There are plenty of dubious touches toward the end, such as the fact that Clotaire’s old pal from the hood, Lionel, reappears as comic Jean-Pascal Zidi, who sports an old-school flat-top and is nearly twice the age the character should be. Or the way Jeffrey transforms into something like Jeffrey Dahmer, creepily stalking Jackie around town when he finds out she still loves Clotaire. Or that lots of people are killed in drive-by shootings or epic car crashes without the police ever showing up.
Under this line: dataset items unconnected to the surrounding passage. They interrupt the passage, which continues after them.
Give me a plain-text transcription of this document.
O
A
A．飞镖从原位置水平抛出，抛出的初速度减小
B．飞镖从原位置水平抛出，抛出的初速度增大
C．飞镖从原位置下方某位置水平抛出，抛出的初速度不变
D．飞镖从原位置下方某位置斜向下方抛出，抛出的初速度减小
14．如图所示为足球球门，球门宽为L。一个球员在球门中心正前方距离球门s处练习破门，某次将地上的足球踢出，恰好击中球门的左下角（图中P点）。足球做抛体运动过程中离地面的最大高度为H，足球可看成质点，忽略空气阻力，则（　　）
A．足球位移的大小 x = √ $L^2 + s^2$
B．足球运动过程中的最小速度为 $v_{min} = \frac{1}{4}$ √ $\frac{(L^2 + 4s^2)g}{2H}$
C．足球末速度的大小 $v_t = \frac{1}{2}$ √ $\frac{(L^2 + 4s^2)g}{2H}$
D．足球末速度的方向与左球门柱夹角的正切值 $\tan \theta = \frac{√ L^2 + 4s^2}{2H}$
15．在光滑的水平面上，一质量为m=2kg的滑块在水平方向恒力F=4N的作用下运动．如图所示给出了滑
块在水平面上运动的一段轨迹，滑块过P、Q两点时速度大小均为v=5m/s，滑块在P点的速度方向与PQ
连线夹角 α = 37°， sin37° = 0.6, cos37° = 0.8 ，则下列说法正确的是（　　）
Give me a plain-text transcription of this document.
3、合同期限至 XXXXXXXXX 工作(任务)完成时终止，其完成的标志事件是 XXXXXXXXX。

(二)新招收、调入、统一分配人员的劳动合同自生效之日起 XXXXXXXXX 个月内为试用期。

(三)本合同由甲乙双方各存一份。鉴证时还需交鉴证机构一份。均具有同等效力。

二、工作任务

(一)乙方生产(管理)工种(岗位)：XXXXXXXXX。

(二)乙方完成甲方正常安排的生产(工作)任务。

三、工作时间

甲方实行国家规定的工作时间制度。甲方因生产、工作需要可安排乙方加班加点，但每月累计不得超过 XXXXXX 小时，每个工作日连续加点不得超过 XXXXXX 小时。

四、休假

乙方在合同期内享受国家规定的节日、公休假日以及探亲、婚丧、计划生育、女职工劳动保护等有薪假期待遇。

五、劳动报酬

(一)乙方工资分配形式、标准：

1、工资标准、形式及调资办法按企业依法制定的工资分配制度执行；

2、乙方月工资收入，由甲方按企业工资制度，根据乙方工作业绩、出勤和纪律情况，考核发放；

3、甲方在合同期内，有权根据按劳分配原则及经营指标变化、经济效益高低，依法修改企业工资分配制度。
To his credit, Lellouche maintains a brutally high energy level from start to finish, as if he’d been administered intravenous drips of Red Bull while standing behind the camera. That camera never stops moving for a single moment, and cinematographer Laurent Tangy (The Stronghold) deserves some credit as well for making the film look quite stunning, following the crossed lovers over beaches, factory floors and dance floors while they race toward their destiny.

The fact that Beating Hearts doesn’t deliver the destiny we initially expected is also to the director’s credit, although the last five minutes hardly make up for the other 160. Lellouche’s grand romantic statement is as simple as it seems to be sincere, but it’s also overblown and downright vulgar at times. Love definitely conquers all in his world, including good taste.